Опросив персонал клиники, Костенко выяснил только одну деталь: придя в себя, Урушадзе сразу же спросил, где находится его чемоданчик с документами. Когда ему ответили, что такого чемоданчика в номере не было, он попросил принести сердечные капли и вскоре после этого сбежал.
3
— А я к вам приходил туда, как велели, — сказал Мишаня, пропуская Костенко в квартиру. — А там ни пропуска, ни записки…
— Извини. Я улетел в тот день. Как с панихиды вернулся, сразу ноги в руки — и полетел. На поминки много народу пришло?
— Семьдесят шесть человек. Часть на лестничной клетке расположилась. Стулья вынесли, газетами накрыли, и как хороший а-ля фуршет.
— Соседи скандалили?
— Нет. Они его тоже поминали.
— Понятно. Жена где?
— На работе. А что?
— Ничего. Ты один здесь сейчас?
— Сын спит.
— Сколько ему?
— Два года.
— Молодец. Только знаешь, как говорят: один сын — не сын, два сына — полсына, три сына — сын.
— Это я слыхал. А вы слыхали, как один наш артист на школьную елку под банкой пришел? Не слыхали? Так вот, работал он Дедом Морозом, это выгодная халтура. Пришел однажды, сел под елку и спрашивает детишек: «Дети, сколько Дед Мороз получит денег, если будет выступать десять дней по три раза на день? Учтите, что за каждое выступление ему полагается десять целковых!» Детишки хором: «Триста рублей, Дедушка Мороз!» Тут артист слезу вытер и возразил грустно: «Фига в сумку! А налоги?!»
— Это кто же такой?
— У вас свои тайны, а у нас свои. Знаете вы этого актера, его многие знают. Так вот и я вам — по поводу трех сыновей: «А налоги?»
— Серьезное замечание. Жена что делает?
— Полковничек, вы не крутите, не надо, я вам нужен, так вы б проверку заранее провели, зачем меня пытаете? Прикидываете на мне какой-то замысел?
— Прикидываю.
— Это серьезно?
— Серьезно.
— Неужели вы думаете?.. — Мишаня брезгливо усмехнулся. — Я завязал, совсем завязал, ясно? Я работаю. Честно работаю. И я теперь не хочу знать ни вас, ни тех, кого вы ловите.
— Ловлю я банду, которая угрохала трех человек, Мишаня. Это тебе не печки-лавочки.
— Варварство, конечно, только я здесь при чем?
— Ты можешь мне помочь.
— Нет, я в эти игры никогда не играл, а уж теперь тем более играть не собираюсь.
— Я, наверное, очень тебя подвел?
— Чем?
— Ну как же: легавый, а пришел к тебе домой…

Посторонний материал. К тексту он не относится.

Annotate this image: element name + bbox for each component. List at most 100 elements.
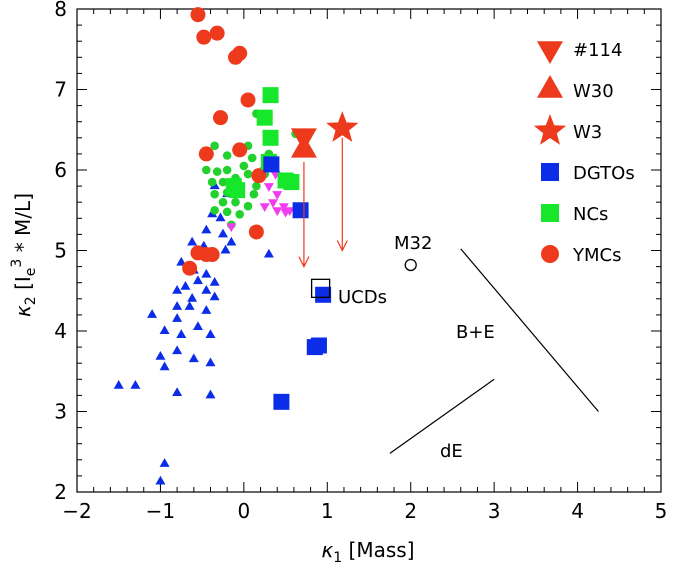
relation-line-de	[389, 378, 495, 454]
magenta-point	[226, 223, 237, 233]
ymcs-point	[251, 168, 267, 184]
y-axis-symbol: κ	[11, 305, 35, 317]
small-green-point	[247, 153, 257, 163]
blue-triangles-point	[187, 236, 198, 246]
x-tick-label: −1	[146, 499, 175, 523]
blue-triangles-point	[184, 301, 195, 310]
magenta-point	[259, 203, 270, 212]
y-tick-label: 6	[54, 158, 67, 182]
y-axis-open: [I	[11, 276, 35, 296]
y-tick-label: 2	[54, 480, 67, 504]
x-tick-label: 2	[404, 499, 417, 523]
ucds-label: UCDs	[338, 287, 387, 308]
annotations: UCDs M32 B+E dE	[338, 233, 495, 462]
data-markers	[113, 7, 417, 485]
blue-triangles-point	[172, 313, 183, 322]
blue-triangles-point	[176, 329, 187, 339]
legend-label-dgtos: DGTOs	[573, 163, 635, 184]
upper-limit-arrowhead	[336, 240, 348, 252]
blue-triangles-point	[130, 379, 141, 389]
blue-triangles-point	[113, 379, 124, 389]
x-axis-subscript: 1	[333, 550, 342, 566]
ymcs-point	[196, 29, 212, 45]
be-label: B+E	[456, 322, 495, 343]
small-green-point	[252, 181, 261, 191]
y-axis-e-subscript: e	[23, 268, 39, 277]
blue-triangles-point	[209, 276, 220, 286]
legend: #114 W30 W3 DGTOs NCs YMCs	[533, 40, 635, 266]
blue-triangles-point	[180, 280, 191, 290]
x-tick-label: 4	[571, 499, 584, 523]
small-green-point	[218, 177, 228, 187]
small-green-point	[222, 207, 232, 217]
blue-triangles-point	[159, 325, 170, 334]
legend-label-ncs: NCs	[573, 204, 608, 225]
magenta-point	[280, 208, 291, 218]
magenta-point	[272, 207, 283, 216]
blue-triangles-point	[201, 224, 212, 234]
blue-triangles-point	[201, 285, 212, 294]
x-axis-title: κ1 [Mass]	[321, 538, 414, 566]
blue-triangles-point	[155, 351, 166, 360]
small-green-point	[222, 151, 232, 160]
ymcs-point	[240, 92, 256, 108]
small-green-point	[243, 169, 253, 179]
legend-marker-ncs	[541, 204, 559, 222]
ncs-point	[229, 182, 246, 199]
legend-marker-w3	[533, 114, 567, 145]
ucd-open-square	[310, 278, 331, 298]
legend-marker-ymcs	[541, 245, 559, 263]
y-tick-label: 5	[54, 239, 67, 263]
dgtos-point	[310, 337, 327, 354]
w3-point	[326, 111, 359, 142]
y-tick-label: 4	[54, 319, 67, 343]
x-tick-label: 1	[321, 499, 334, 523]
blue-triangles-point	[205, 389, 216, 399]
dgtos-point	[315, 286, 332, 303]
small-green-point	[212, 167, 222, 176]
axis-labels: κ1 [Mass] κ2 [Ie3 * M/L]	[9, 193, 415, 566]
small-green-point	[210, 205, 219, 215]
legend-label--114: #114	[573, 40, 622, 61]
blue-triangles-point	[155, 475, 166, 485]
y-tick-label: 7	[54, 78, 67, 102]
ymcs-point	[232, 45, 248, 61]
x-tick-label: 0	[237, 499, 250, 523]
blue-triangles-point	[201, 305, 212, 314]
blue-triangles-point	[263, 248, 274, 258]
blue-triangles-point	[205, 357, 216, 367]
ymcs-point	[212, 110, 228, 126]
blue-triangles-point	[218, 228, 228, 238]
ncs-point	[262, 87, 279, 104]
small-green-point	[235, 209, 244, 219]
y-axis-rest: * M/L]	[11, 193, 35, 259]
x-tick-label: 3	[488, 499, 501, 523]
blue-triangles-point	[192, 321, 203, 330]
ymcs-point	[190, 7, 206, 23]
small-green-point	[202, 165, 211, 175]
small-green-point	[210, 141, 219, 151]
ymcs-point	[198, 146, 214, 162]
blue-triangles-point	[159, 458, 170, 467]
x-tick-label: 5	[655, 499, 668, 523]
y-tick-label: 3	[54, 400, 67, 424]
magenta-point	[268, 199, 279, 208]
ncs-point	[283, 174, 300, 191]
small-green-point	[210, 189, 219, 199]
y-tick-label: 8	[54, 0, 67, 21]
blue-triangles-point	[172, 285, 183, 294]
blue-triangles-point	[215, 212, 226, 222]
blue-triangles-point	[172, 345, 183, 355]
small-green-point	[243, 201, 253, 211]
ncs-point	[262, 129, 279, 146]
x-axis-unit: [Mass]	[342, 538, 414, 562]
blue-triangles-point	[201, 268, 212, 278]
small-green-point	[222, 165, 232, 175]
blue-triangles-point	[187, 293, 198, 302]
reference-lines	[389, 248, 599, 454]
upper-limit-arrowhead	[298, 256, 310, 268]
magenta-point	[278, 203, 289, 212]
blue-triangles-point	[147, 309, 158, 318]
y-axis-title: κ2 [Ie3 * M/L]	[9, 193, 39, 317]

— Ко мне — пожалуйста. Я к вам не хочу, это прошу понять.
В соседней комнате заплакал ребенок.
— Шурка проснулся, — сказал Мишаня, и лицо его смягчилось, разошлись жесткие морщины возле рта и над переносьем. Он быстро поднялся, ушел в комнату и вскоре вернулся с мальчиком, розовым со сна. Мальчуган был кудрявый, он удобно устроился на отцовской руке и хмуро разглядывал гостя.
— Ну, давай занимайся с сыном, — сказал Костенко, поднимаясь, — я пошел.
— Вы это… не обижайтесь. Я ведь не против вас лично.
— А против кого ты «лично»? Что же мне тогда с тобой было делать, Мишаня? Ты же закон преступал.
Мишаня подбросил сына на руке и усмехнулся:
— Вишь какое дело, Шурик? Смотри закон не преступай, а то упрячут в острог.